Waze CEO Noam Bardin, who joined the company nearly 12 years ago and led it through its acquisition by Google to become a crowdsourced navigation app with millions of active users, is stepping down early next year.
Bardin had planned to announce his departure from Waze last spring, but changed his plans as the COVID-19 pandemic swept throughout the globe. The company is now launching a search for its next CEO. Bardin said he will stay on through January 2021 to help find the right person and aid with the transition.
“You know, after more than 11 years I think it’s time to do something else,” Bardin told TechCrunch in a phone interview Tuesday, adding he’s not thought about what that next pursuit might be. “And it’s also time to bring someone in who is better suited for the next stage of growth.”
Bardin didn’t found the company. That credit goes to Ehud Shabtai, Amir Shinar and Uri Levine who started Waze in Israel in 2008. But he’s been a part of and led the company through explosive growth and helped it become a community-based social network and navigation app that is used by millions of people globally.
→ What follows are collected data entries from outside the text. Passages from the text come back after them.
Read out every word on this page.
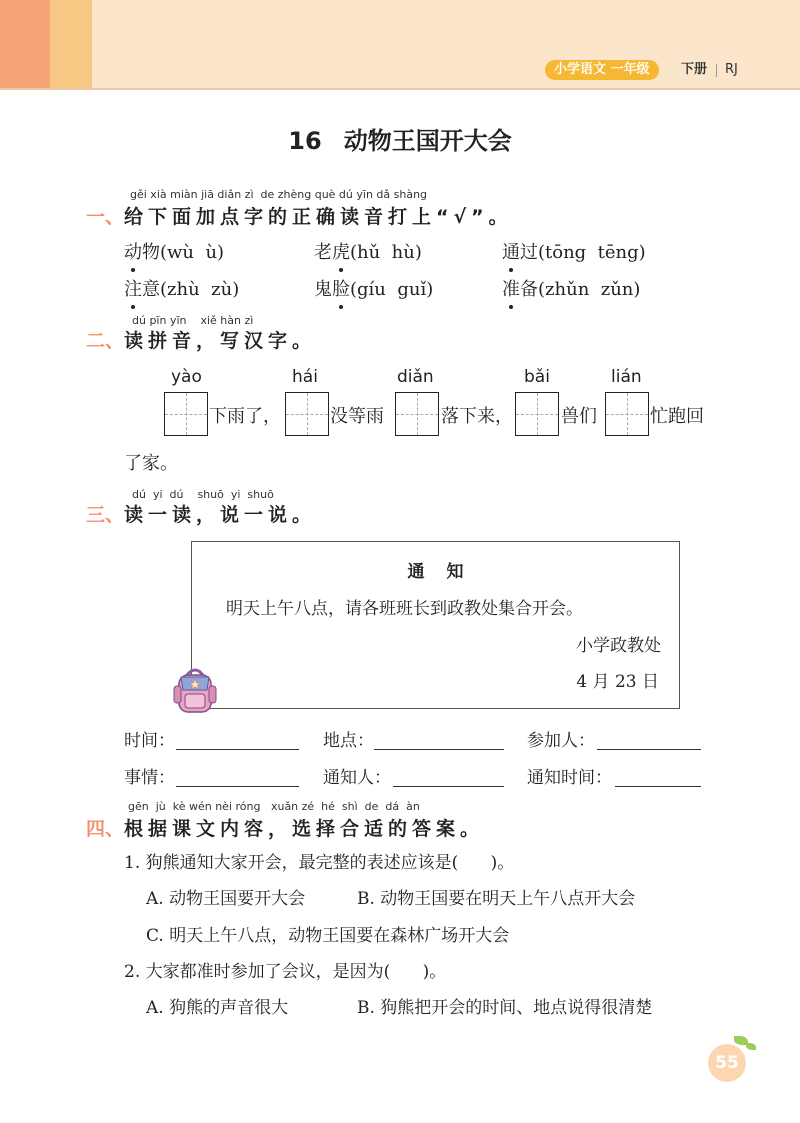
小学语文 一年级	下册 RJ
16 动物王国开大会
gěi xià miàn jiā diǎn zì  de zhèng què dú yīn dǎ shàng
一、给下面加点字的正确读音打上“√”。
动物(wù  ù)	老虎(hǔ  hù)	通过(tōng  tēng)
注意(zhù  zù)	鬼脸(gíu  guǐ)	准备(zhǔn  zǔn)
dú pīn yīn    xiě hàn zì
二、读拼音，写汉字。
yào	hái	diǎn	bǎi	lián
下雨了，	没等雨	落下来，	兽们	忙跑回
了家。
dú  yi  dú    shuō  yi  shuō
三、读一读，说一说。
通知
明天上午八点，请各班班长到政教处集合开会。
小学政教处
4 月 23 日
时间：	地点：	参加人：
事情：	通知人：	通知时间：
gēn  jù  kè wén nèi róng   xuǎn zé  hé  shì  de  dá  àn
四、根据课文内容，选择合适的答案。
1. 狗熊通知大家开会，最完整的表述应该是(      )。
A. 动物王国要开大会	B. 动物王国要在明天上午八点开大会
C. 明天上午八点，动物王国要在森林广场开大会
2. 大家都准时参加了会议，是因为(      )。
A. 狗熊的声音很大	B. 狗熊把开会的时间、地点说得很清楚
55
When Bardin started at Waze, he said the company had maybe 14,000 users. Today, Waze has 140 million monthly active users who drive more than 24 million miles (40 billion kilometers) every month. He has overseen the launch of a number of programs and features, including the company’s Waze for Cities program, which share free, anonymized data with 1,600 cities globally as well as its ads offering and a carpool feature that helps connect riders and drivers. The carpool service is now available in four countries.
“I think one of the unique things about Waze’s mission is that everyone’s connected on this: nobody loves traffic,” Bardin said. “Many companies, when they disrupt an industry it means there is a loser and a winner. But that’s not the case with Waze.”
Perhaps his most critical role was steering Waze through Google’s acquisition of the company in 2013. Bardin noted that many expected Waze to fail under Google’s ownership within a year. It flourished instead because Google allowed Waze to remain independent and build its open community of users in spite of becoming an interwined product with Google Maps, he added.
“It’s a testament to Google that they gave us that flexibility and independence,” he said.
In a post on Waze’s community forum, Bardin emphasized that company has Google’s continued support and will continue to be an independent brand and service.
“Our 2021 plans and our vision remains the same. We are also investing significantly in our infrastructure and tools so that, with your continued support, we can continue to expand our service and “Outsmart traffic, Together”. And most importantly, you remain the very core and foundation of Waze–you make Waze what it is, and there are no plans to change that,” he wrote.
The next phase will be to continue that independence while growing it to 1 billion active users, Bardin said.
“We need someone with experience in managing a high-growth technology company in the consumer space, but it needs to be someone with experience in doing innovative approaches within a large company, which is a skill set that doesn’t really exist that much.”